Anyway, when tracing support is built into
mod_perl (even though it is not enabled in the configuration file), the module decides to save a copy of the file pointer in its own configuration to know where to output tracing if it ever get requested. But what it doesn’t check for is whether there is said pointer.
In my case, Apache is set with
ErrorLog syslog; this is simply because I pass most of the information to metalog, which can then filter down the information, and take care of rotating the log files by itself. This is also one of the very few differences between the Apache configuration for xine-project.org and my servers, since the former just doesn’t get as many ModSecurity hits (it doesn’t have that module enabled at all, to be precise).
It goes without saying that when the error log is set to output to syslog, and not to a file, there is no
s->error_log file pointer, which explains the NULL parameter and, in turn, the Apache crash. I reported this as issue #75240 which is yet to be fixed.
So I spent the best part of a month fighting with a very stupid bug. Lovely.
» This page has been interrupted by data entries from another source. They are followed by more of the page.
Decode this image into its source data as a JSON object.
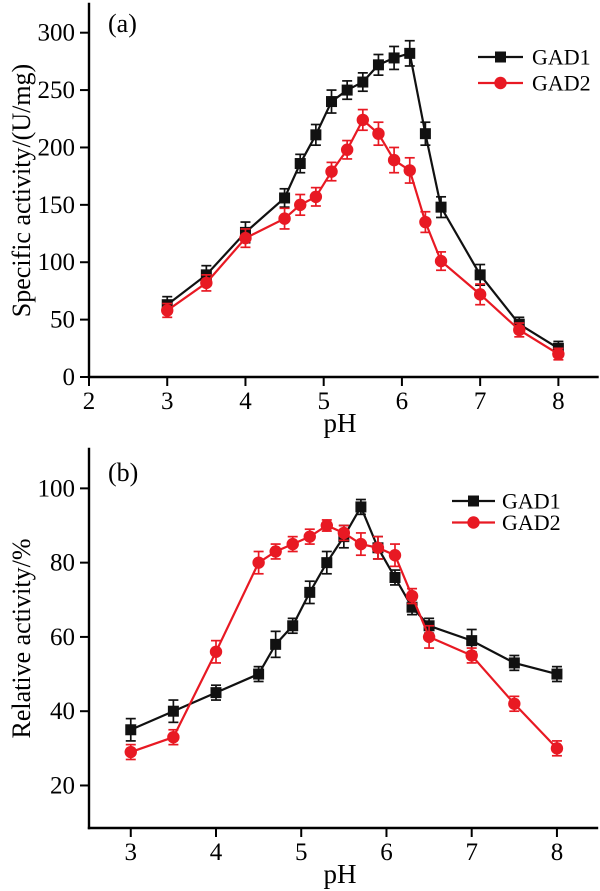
{
  "figure": {
    "background": "#ffffff",
    "series_colors": {
      "GAD1": "#111111",
      "GAD2": "#e81923"
    }
  },
  "chart_data": [
    {
      "type": "line",
      "panel_label": "(a)",
      "xlabel": "pH",
      "ylabel": "Specific activity/(U/mg)",
      "x": [
        3,
        3.5,
        4,
        4.5,
        4.7,
        4.9,
        5.1,
        5.3,
        5.5,
        5.7,
        5.9,
        6.1,
        6.3,
        6.5,
        7,
        7.5,
        8
      ],
      "series": [
        {
          "name": "GAD1",
          "color": "#111111",
          "marker": "square",
          "values": [
            63,
            89,
            126,
            156,
            186,
            211,
            240,
            250,
            257,
            272,
            278,
            282,
            212,
            148,
            89,
            46,
            25
          ],
          "errors": [
            7,
            8,
            9,
            8,
            8,
            9,
            10,
            8,
            8,
            9,
            10,
            11,
            10,
            9,
            9,
            6,
            6
          ]
        },
        {
          "name": "GAD2",
          "color": "#e81923",
          "marker": "circle",
          "values": [
            58,
            82,
            121,
            138,
            150,
            157,
            179,
            198,
            224,
            212,
            189,
            180,
            135,
            101,
            72,
            41,
            20
          ],
          "errors": [
            6,
            7,
            8,
            9,
            9,
            8,
            8,
            8,
            9,
            10,
            11,
            11,
            9,
            8,
            9,
            6,
            5
          ]
        }
      ],
      "xlim": [
        2,
        8.5
      ],
      "ylim": [
        0,
        325
      ],
      "xticks": [
        2,
        3,
        4,
        5,
        6,
        7,
        8
      ],
      "yticks": [
        0,
        50,
        100,
        150,
        200,
        250,
        300
      ],
      "grid": false,
      "legend_position": "top-right",
      "legend": [
        "GAD1",
        "GAD2"
      ]
    },
    {
      "type": "line",
      "panel_label": "(b)",
      "xlabel": "pH",
      "ylabel": "Relative activity/%",
      "x": [
        3,
        3.5,
        4,
        4.5,
        4.7,
        4.9,
        5.1,
        5.3,
        5.5,
        5.7,
        5.9,
        6.1,
        6.3,
        6.5,
        7,
        7.5,
        8
      ],
      "series": [
        {
          "name": "GAD1",
          "color": "#111111",
          "marker": "square",
          "values": [
            35,
            40,
            45,
            50,
            58,
            63,
            72,
            80,
            87,
            95,
            84,
            76,
            68,
            63,
            59,
            53,
            50
          ],
          "errors": [
            3,
            3,
            2,
            2,
            3.5,
            2,
            3,
            3,
            3,
            2,
            3,
            2,
            2,
            2,
            3,
            2,
            2
          ]
        },
        {
          "name": "GAD2",
          "color": "#e81923",
          "marker": "circle",
          "values": [
            29,
            33,
            56,
            80,
            83,
            85,
            87,
            90,
            88,
            85,
            84,
            82,
            71,
            60,
            55,
            42,
            30
          ],
          "errors": [
            2,
            2,
            3,
            3,
            2,
            2,
            2,
            1.5,
            2,
            3,
            3,
            3,
            2,
            3,
            2,
            2,
            2
          ]
        }
      ],
      "xlim": [
        2.51,
        8.47
      ],
      "ylim": [
        8.55,
        110.6
      ],
      "xticks": [
        3,
        4,
        5,
        6,
        7,
        8
      ],
      "yticks": [
        20,
        40,
        60,
        80,
        100
      ],
      "grid": false,
      "legend_position": "top-right",
      "legend": [
        "GAD1",
        "GAD2"
      ]
    }
  ]
}
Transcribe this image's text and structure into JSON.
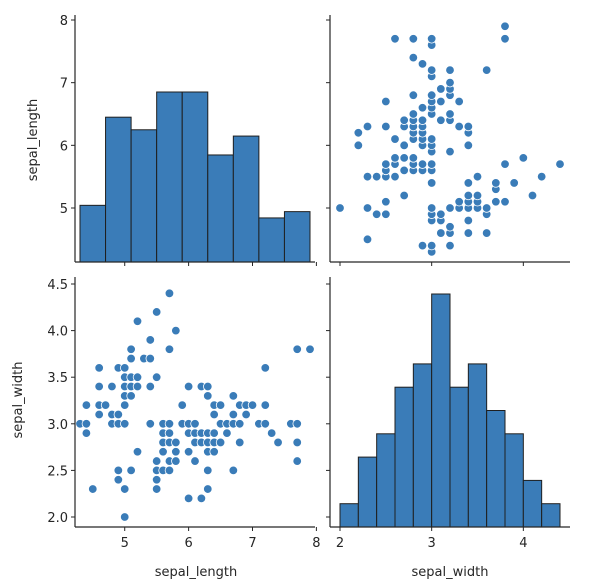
{
  "chart_data": {
    "type": "pairplot",
    "variables": [
      "sepal_length",
      "sepal_width"
    ],
    "color": "#3a7cb8",
    "edge_color": "#1f1f1f",
    "axes": {
      "sepal_length": {
        "label": "sepal_length",
        "range": [
          4.3,
          7.9
        ],
        "ticks": [
          5,
          6,
          7,
          8
        ],
        "tick_labels": [
          "5",
          "6",
          "7",
          "8"
        ]
      },
      "sepal_width": {
        "label": "sepal_width",
        "range": [
          2.0,
          4.4
        ],
        "ticks": [
          2.0,
          2.5,
          3.0,
          3.5,
          4.0,
          4.5
        ],
        "tick_labels": [
          "2.0",
          "2.5",
          "3.0",
          "3.5",
          "4.0",
          "4.5"
        ],
        "x_ticks": [
          2,
          3,
          4
        ],
        "x_tick_labels": [
          "2",
          "3",
          "4"
        ]
      }
    },
    "hist_sepal_length": {
      "type": "bar",
      "bin_edges": [
        4.3,
        4.7,
        5.1,
        5.5,
        5.9,
        6.3,
        6.7,
        7.1,
        7.5,
        7.9
      ],
      "counts": [
        9,
        23,
        21,
        27,
        27,
        17,
        20,
        7,
        8
      ]
    },
    "hist_sepal_width": {
      "type": "bar",
      "bin_edges": [
        2.0,
        2.2,
        2.4,
        2.6,
        2.8,
        3.0,
        3.2,
        3.4,
        3.6,
        3.8,
        4.0,
        4.2,
        4.4
      ],
      "counts": [
        1,
        3,
        4,
        6,
        7,
        10,
        6,
        7,
        5,
        4,
        2,
        1
      ]
    },
    "scatter": {
      "type": "scatter",
      "points": [
        [
          4.3,
          3.0
        ],
        [
          4.4,
          2.9
        ],
        [
          4.4,
          3.0
        ],
        [
          4.4,
          3.2
        ],
        [
          4.5,
          2.3
        ],
        [
          4.6,
          3.1
        ],
        [
          4.6,
          3.2
        ],
        [
          4.6,
          3.4
        ],
        [
          4.6,
          3.6
        ],
        [
          4.7,
          3.2
        ],
        [
          4.8,
          3.0
        ],
        [
          4.8,
          3.1
        ],
        [
          4.8,
          3.4
        ],
        [
          4.9,
          2.5
        ],
        [
          4.9,
          3.0
        ],
        [
          4.9,
          3.1
        ],
        [
          4.9,
          3.6
        ],
        [
          4.9,
          2.4
        ],
        [
          5.0,
          2.0
        ],
        [
          5.0,
          2.3
        ],
        [
          5.0,
          3.0
        ],
        [
          5.0,
          3.2
        ],
        [
          5.0,
          3.3
        ],
        [
          5.0,
          3.4
        ],
        [
          5.0,
          3.5
        ],
        [
          5.0,
          3.6
        ],
        [
          5.1,
          2.5
        ],
        [
          5.1,
          3.3
        ],
        [
          5.1,
          3.4
        ],
        [
          5.1,
          3.5
        ],
        [
          5.1,
          3.7
        ],
        [
          5.1,
          3.8
        ],
        [
          5.2,
          2.7
        ],
        [
          5.2,
          3.4
        ],
        [
          5.2,
          3.5
        ],
        [
          5.2,
          4.1
        ],
        [
          5.3,
          3.7
        ],
        [
          5.4,
          3.0
        ],
        [
          5.4,
          3.4
        ],
        [
          5.4,
          3.7
        ],
        [
          5.4,
          3.9
        ],
        [
          5.5,
          2.3
        ],
        [
          5.5,
          2.4
        ],
        [
          5.5,
          2.5
        ],
        [
          5.5,
          2.6
        ],
        [
          5.5,
          3.5
        ],
        [
          5.5,
          4.2
        ],
        [
          5.6,
          2.5
        ],
        [
          5.6,
          2.7
        ],
        [
          5.6,
          2.8
        ],
        [
          5.6,
          2.9
        ],
        [
          5.6,
          3.0
        ],
        [
          5.7,
          2.5
        ],
        [
          5.7,
          2.6
        ],
        [
          5.7,
          2.8
        ],
        [
          5.7,
          2.9
        ],
        [
          5.7,
          3.0
        ],
        [
          5.7,
          3.8
        ],
        [
          5.7,
          4.4
        ],
        [
          5.8,
          2.6
        ],
        [
          5.8,
          2.7
        ],
        [
          5.8,
          2.8
        ],
        [
          5.8,
          4.0
        ],
        [
          5.9,
          3.0
        ],
        [
          5.9,
          3.2
        ],
        [
          6.0,
          2.2
        ],
        [
          6.0,
          2.7
        ],
        [
          6.0,
          2.9
        ],
        [
          6.0,
          3.0
        ],
        [
          6.0,
          3.4
        ],
        [
          6.1,
          2.6
        ],
        [
          6.1,
          2.8
        ],
        [
          6.1,
          2.9
        ],
        [
          6.1,
          3.0
        ],
        [
          6.2,
          2.2
        ],
        [
          6.2,
          2.8
        ],
        [
          6.2,
          2.9
        ],
        [
          6.2,
          3.4
        ],
        [
          6.3,
          2.3
        ],
        [
          6.3,
          2.5
        ],
        [
          6.3,
          2.7
        ],
        [
          6.3,
          2.8
        ],
        [
          6.3,
          2.9
        ],
        [
          6.3,
          3.3
        ],
        [
          6.3,
          3.4
        ],
        [
          6.4,
          2.7
        ],
        [
          6.4,
          2.8
        ],
        [
          6.4,
          2.9
        ],
        [
          6.4,
          3.1
        ],
        [
          6.4,
          3.2
        ],
        [
          6.5,
          2.8
        ],
        [
          6.5,
          3.0
        ],
        [
          6.5,
          3.2
        ],
        [
          6.6,
          2.9
        ],
        [
          6.6,
          3.0
        ],
        [
          6.7,
          2.5
        ],
        [
          6.7,
          3.0
        ],
        [
          6.7,
          3.1
        ],
        [
          6.7,
          3.3
        ],
        [
          6.8,
          2.8
        ],
        [
          6.8,
          3.0
        ],
        [
          6.8,
          3.2
        ],
        [
          6.9,
          3.1
        ],
        [
          6.9,
          3.2
        ],
        [
          7.0,
          3.2
        ],
        [
          7.1,
          3.0
        ],
        [
          7.2,
          3.0
        ],
        [
          7.2,
          3.2
        ],
        [
          7.2,
          3.6
        ],
        [
          7.3,
          2.9
        ],
        [
          7.4,
          2.8
        ],
        [
          7.6,
          3.0
        ],
        [
          7.7,
          2.6
        ],
        [
          7.7,
          2.8
        ],
        [
          7.7,
          3.0
        ],
        [
          7.7,
          3.8
        ],
        [
          7.9,
          3.8
        ]
      ]
    }
  }
}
Unfortunately the painful installation is not done yet. There is one more issue: the
var directory within the RT installation is marked as writeable by the user the code will run as (so the
rt user in case of lighttpd/FastCGI, and
apache in case of Apache’s
mod_perl)… but the
mason_data sub-directory isn’t! And of course Mason needs to write to that the cache files that are then served to the user. So the default installation still require quiiite a bit of fiddling.
Are we done yet? Not a chance. As you might have guessed at this point, if you know the software I’m working with, I encountered another bothersome point: when using
mod_perl, Apache does not drop privileges to a different user, which means that all the RT code is processed as the Apache user. And I don’t like that at all.
It is true that just dropping privileges is not enough all by itself — before moving to a KVM guest, I had quite a bit of problems with Passenger dropping to a different user, but not processing limits, which didn’t solve the problem of a too greedy Ruby that should have been killed and wasn’t; luckily you can solve that with grsec by enforcing per-user limits.
So my next step is probably getting Apache’s FastCGI set up and get RT to use that.. after that I will probably move it back on this server, so that the remote PostgreSQL connection is avoided altogether, since the problem with Apache crashing has been found anyway, and even if I have to fall back to
mod_perl I know it’ll work just fine as long as I keep the debug USE flag disabled.
Prepare to hear again from me, I’m afraid.